DENVER — Whole-breast irradiation coupled with breast-conserving surgery and hormone therapy remains the standard of care in women with favorable early breast cancer, Richard Poetter, M.D., said at the annual meeting of the American Society for Therapeutic Radiology and Oncology.

New data from a large multicenter randomized Austrian trial demonstrate that although lumpectomy plus 5 years of tamoxifen or an aromatase inhibitor provides “excellent” results in such patients, “we can do significantly better if we add whole-breast radiotherapy,” said Dr. Poetter of the University of Vienna.

But this assertion was challenged by discussant Kevin S. Hughes, M.D., who argued that the benefits conferred by the addition of radiation therapy (RT), while statistically significant, are modest and do not rise to the level of clinical significance or warrant standard-of-care status.

He urged an individualized approach to breast RT, a treatment he said most elderly patients are best spared.

“Breast radiation therapy provides less and less benefit as women get older,” said Dr. Hughes, surgical director of the Avon Foundation Comprehensive Breast Evaluation Center at Massachusetts General Hospital, Boston.

“Most radiation oncology colleagues I know would agree that in elderly patients, breast irradiation plus tamoxifen or an aromatase inhibitor is overkill and is seldom required. Where we disagree is in deciding who are the elderly.”

Dr. Poetter reported on 826 postmenopausal women with favorable early breast cancer as defined by a tumor size less than 3 cm, negative lymph nodes, and positive tumor estrogen and/or progesterone receptor status. All underwent lumpectomy plus hormone therapy and were randomized to whole-breast RT or not in the Austrian Breast and Colorectal Cancer Study Group trial 8. Patients in the RT arm received 50 Gy to the breast; two-thirds of them got an additional 10-Gy boost.

After a median 42 months' follow-up, the 5-year local recurrence rate—the primary study end point—was 4.5% in controls, compared with 0.6% in the RT group. The risk of local relapse was increased 13.5-fold by lack of RT.
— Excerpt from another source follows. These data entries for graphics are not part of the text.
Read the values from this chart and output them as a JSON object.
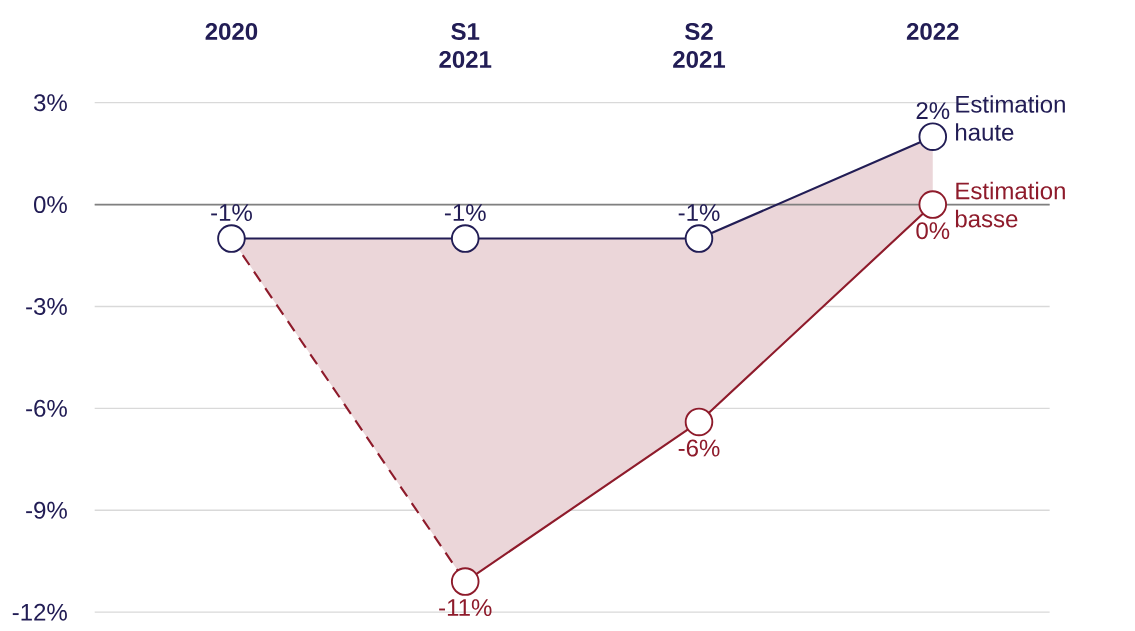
{
  "chart_data": {
    "type": "line",
    "categories": [
      "2020",
      "S1 2021",
      "S2 2021",
      "2022"
    ],
    "ylim": [
      -12,
      3
    ],
    "yticks": [
      {
        "value": -12,
        "label": "-12%"
      },
      {
        "value": -9,
        "label": "-9%"
      },
      {
        "value": -6,
        "label": "-6%"
      },
      {
        "value": -3,
        "label": "-3%"
      },
      {
        "value": 0,
        "label": "0%"
      },
      {
        "value": 3,
        "label": "3%"
      }
    ],
    "grid": "y",
    "marker": "circle",
    "line_style": "solid",
    "legend": "right",
    "ref_lines": [
      {
        "axis": "y",
        "value": 0,
        "color": "#808080"
      }
    ],
    "series": [
      {
        "name": "Estimation haute",
        "color": "#221d55",
        "values": [
          -1,
          -1,
          -1,
          2
        ],
        "value_labels": [
          "-1%",
          "-1%",
          "-1%",
          "2%"
        ]
      },
      {
        "name": "Estimation basse",
        "color": "#8e1b2b",
        "values": [
          null,
          -11.1,
          -6.4,
          0
        ],
        "value_labels": [
          null,
          "-11%",
          "-6%",
          "0%"
        ],
        "lower": [
          -1,
          -11.1,
          -6.4,
          0
        ],
        "upper": [
          -1,
          -1,
          -1,
          2
        ]
      },
      {
        "color": "#8e1b2b",
        "values": [
          -1,
          -11.1,
          null,
          null
        ],
        "line_style": "dashed",
        "marker": "none"
      }
    ]
  }
}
Dr. Hughes, however, flipped those figures around, noting the Austrians had shown that more than 96% of study participants who were exposed to the cost, inconvenience, and potential toxicities of RT derived no benefit from it. “Perhaps a more intelligent way of looking at these older patients is to say 'lumpectomy plus radiation therapy' or 'lumpectomy plus tamoxifen.' Both give very good outcomes as patients age.”
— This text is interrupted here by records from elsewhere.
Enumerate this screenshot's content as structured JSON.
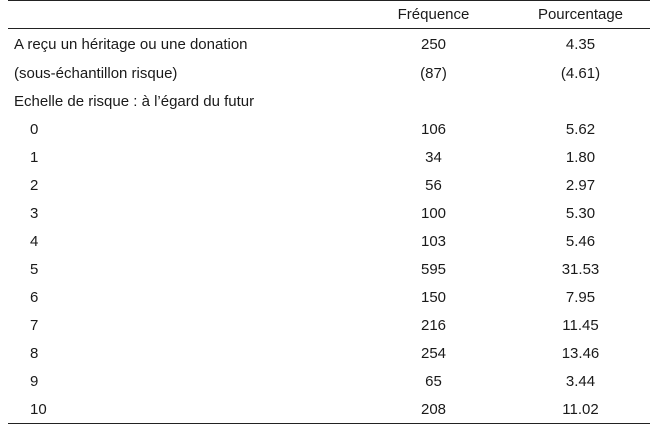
{
  "header": {
    "col_label": "",
    "col_freq": "Fréquence",
    "col_pct": "Pourcentage"
  },
  "rows": [
    {
      "label": "A reçu un héritage ou une donation",
      "freq": "250",
      "pct": "4.35"
    },
    {
      "label": "(sous-échantillon risque)",
      "freq": "(87)",
      "pct": "(4.61)"
    },
    {
      "label": "Echelle de risque : à l’égard du futur",
      "freq": "",
      "pct": ""
    },
    {
      "label": "0",
      "freq": "106",
      "pct": "5.62"
    },
    {
      "label": "1",
      "freq": "34",
      "pct": "1.80"
    },
    {
      "label": "2",
      "freq": "56",
      "pct": "2.97"
    },
    {
      "label": "3",
      "freq": "100",
      "pct": "5.30"
    },
    {
      "label": "4",
      "freq": "103",
      "pct": "5.46"
    },
    {
      "label": "5",
      "freq": "595",
      "pct": "31.53"
    },
    {
      "label": "6",
      "freq": "150",
      "pct": "7.95"
    },
    {
      "label": "7",
      "freq": "216",
      "pct": "11.45"
    },
    {
      "label": "8",
      "freq": "254",
      "pct": "13.46"
    },
    {
      "label": "9",
      "freq": "65",
      "pct": "3.44"
    },
    {
      "label": "10",
      "freq": "208",
      "pct": "11.02"
    }
  ]
}
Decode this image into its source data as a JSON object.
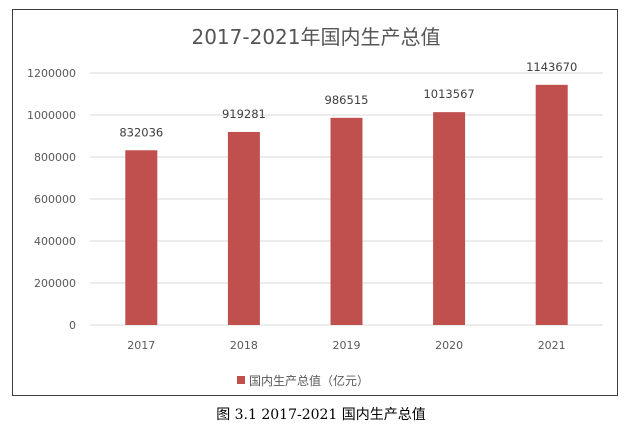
{
  "chart_data": {
    "type": "bar",
    "title": "2017-2021年国内生产总值",
    "categories": [
      "2017",
      "2018",
      "2019",
      "2020",
      "2021"
    ],
    "series": [
      {
        "name": "国内生产总值（亿元）",
        "values": [
          832036,
          919281,
          986515,
          1013567,
          1143670
        ],
        "color": "#C0504D"
      }
    ],
    "yticks": [
      "0",
      "200000",
      "400000",
      "600000",
      "800000",
      "1000000",
      "1200000"
    ],
    "ylim": [
      0,
      1200000
    ],
    "grid": true,
    "legend": "bottom",
    "gridColor": "#D9D9D9"
  },
  "caption": "图 3.1 2017-2021 国内生产总值"
}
Dr. Poetter noted that four cases of contralateral breast cancer arose among controls, versus none in the RT group. However, RT had no significant impact upon distant metastasis or overall survival rates.

The 42-month follow-up in the Austrian trial is relatively brief, Dr. Hughes said. More mature 7-year data are now available from the similarly designed Cancer and Leukemia Group B trial 9343, in which he was the lead investigator. Five-year data already have been reported from the trial, in which 636 women aged 70 years or older with favorable early breast cancer treated by lumpectomy and tamoxifen were randomized to RT or not (N. Engl. J. Med. 2004;351:971–7).

At 7 years, 99% of women in the RT arm remain disease free, compared with 94.4% with lumpectomy and tamoxifen alone. “But whether you irradiate or not, essentially 98%–99% of those women will preserve their breast through the remainder of their lives,” the surgeon said.

A total of 24% of study participants have died; 1% of breast cancer, the other 23% of other causes.